Israël, qui a appliqué l’innovation technique au secteur de l’agriculture afin de maximiser ses rendements, est capable d’exploiter une ressource qui est en train de devenir plus précieuse que le pétrole dans la région. De nombreux spécialistes considèrent que l’eau peut être une nouvelle source de conflits futurs. En Israël, le problème hydrique est fondamental. À présent, les populations les plus frappées par le rationnement de l’eau en Israël sont les Palestiniens, bien que la Cisjordanie ait sur son territoire quelques nappes aquifères. L’eau peut poser de sérieux accrocs à long terme dans le très lent processus de paix et servir de justification à un report du retrait israélien des territoires occupés.

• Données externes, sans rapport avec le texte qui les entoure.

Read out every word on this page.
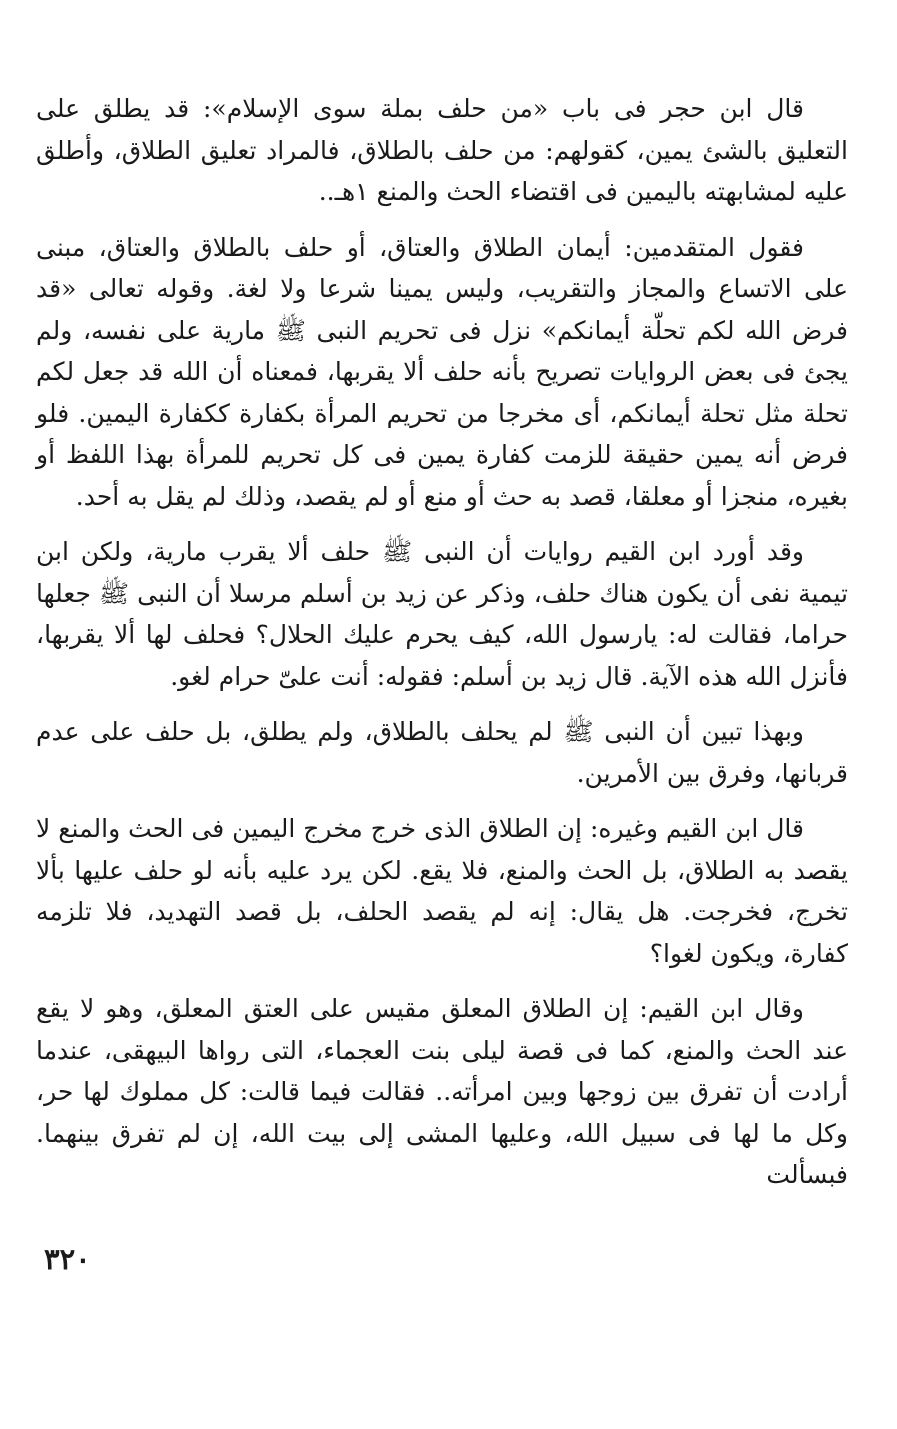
قال ابن حجر فى باب «من حلف بملة سوى الإسلام»: قد يطلق على التعليق بالشئ يمين، كقولهم: من حلف بالطلاق، فالمراد تعليق الطلاق، وأطلق عليه لمشابهته باليمين فى اقتضاء الحث والمنع ١هـ..

فقول المتقدمين: أيمان الطلاق والعتاق، أو حلف بالطلاق والعتاق، مبنى على الاتساع والمجاز والتقريب، وليس يمينا شرعا ولا لغة. وقوله تعالى «قد فرض الله لكم تحلّة أيمانكم» نزل فى تحريم النبى ﷺ مارية على نفسه، ولم يجئ فى بعض الروايات تصريح بأنه حلف ألا يقربها، فمعناه أن الله قد جعل لكم تحلة مثل تحلة أيمانكم، أى مخرجا من تحريم المرأة بكفارة ككفارة اليمين. فلو فرض أنه يمين حقيقة للزمت كفارة يمين فى كل تحريم للمرأة بهذا اللفظ أو بغيره، منجزا أو معلقا، قصد به حث أو منع أو لم يقصد، وذلك لم يقل به أحد.

وقد أورد ابن القيم روايات أن النبى ﷺ حلف ألا يقرب مارية، ولكن ابن تيمية نفى أن يكون هناك حلف، وذكر عن زيد بن أسلم مرسلا أن النبى ﷺ جعلها حراما، فقالت له: يارسول الله، كيف يحرم عليك الحلال؟ فحلف لها ألا يقربها، فأنزل الله هذه الآية. قال زيد بن أسلم: فقوله: أنت علىّ حرام لغو.

وبهذا تبين أن النبى ﷺ لم يحلف بالطلاق، ولم يطلق، بل حلف على عدم قربانها، وفرق بين الأمرين.

قال ابن القيم وغيره: إن الطلاق الذى خرج مخرج اليمين فى الحث والمنع لا يقصد به الطلاق، بل الحث والمنع، فلا يقع. لكن يرد عليه بأنه لو حلف عليها بألا تخرج، فخرجت. هل يقال: إنه لم يقصد الحلف، بل قصد التهديد، فلا تلزمه كفارة، ويكون لغوا؟

وقال ابن القيم: إن الطلاق المعلق مقيس على العتق المعلق، وهو لا يقع عند الحث والمنع، كما فى قصة ليلى بنت العجماء، التى رواها البيهقى، عندما أرادت أن تفرق بين زوجها وبين امرأته.. فقالت فيما قالت: كل مملوك لها حر، وكل ما لها فى سبيل الله، وعليها المشى إلى بيت الله، إن لم تفرق بينهما. فبسألت

٣٢٠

Afin de mettre en application leur programme hydrique, les deux pays ont institué, depuis juin 1999, une commission conjointe pour étudier et régler l’exportation de l’eau de la Turquie vers Israël. Cette alliance presque symbiotique pourrait en tout cas produire des répercussions positives. En elle, on peut voir l’effort de rendre stable un système politique caractérisé par une haute instabilité. Une sorte d’entente cordiale qui, inspirée dans un arc de crise précis, cherche à s’imposer comme puissance dominatrice. Elle pourrait à termes constituer la base solide d’un nouvel ordre régional portant sur la stabilité et l’équilibre des forces.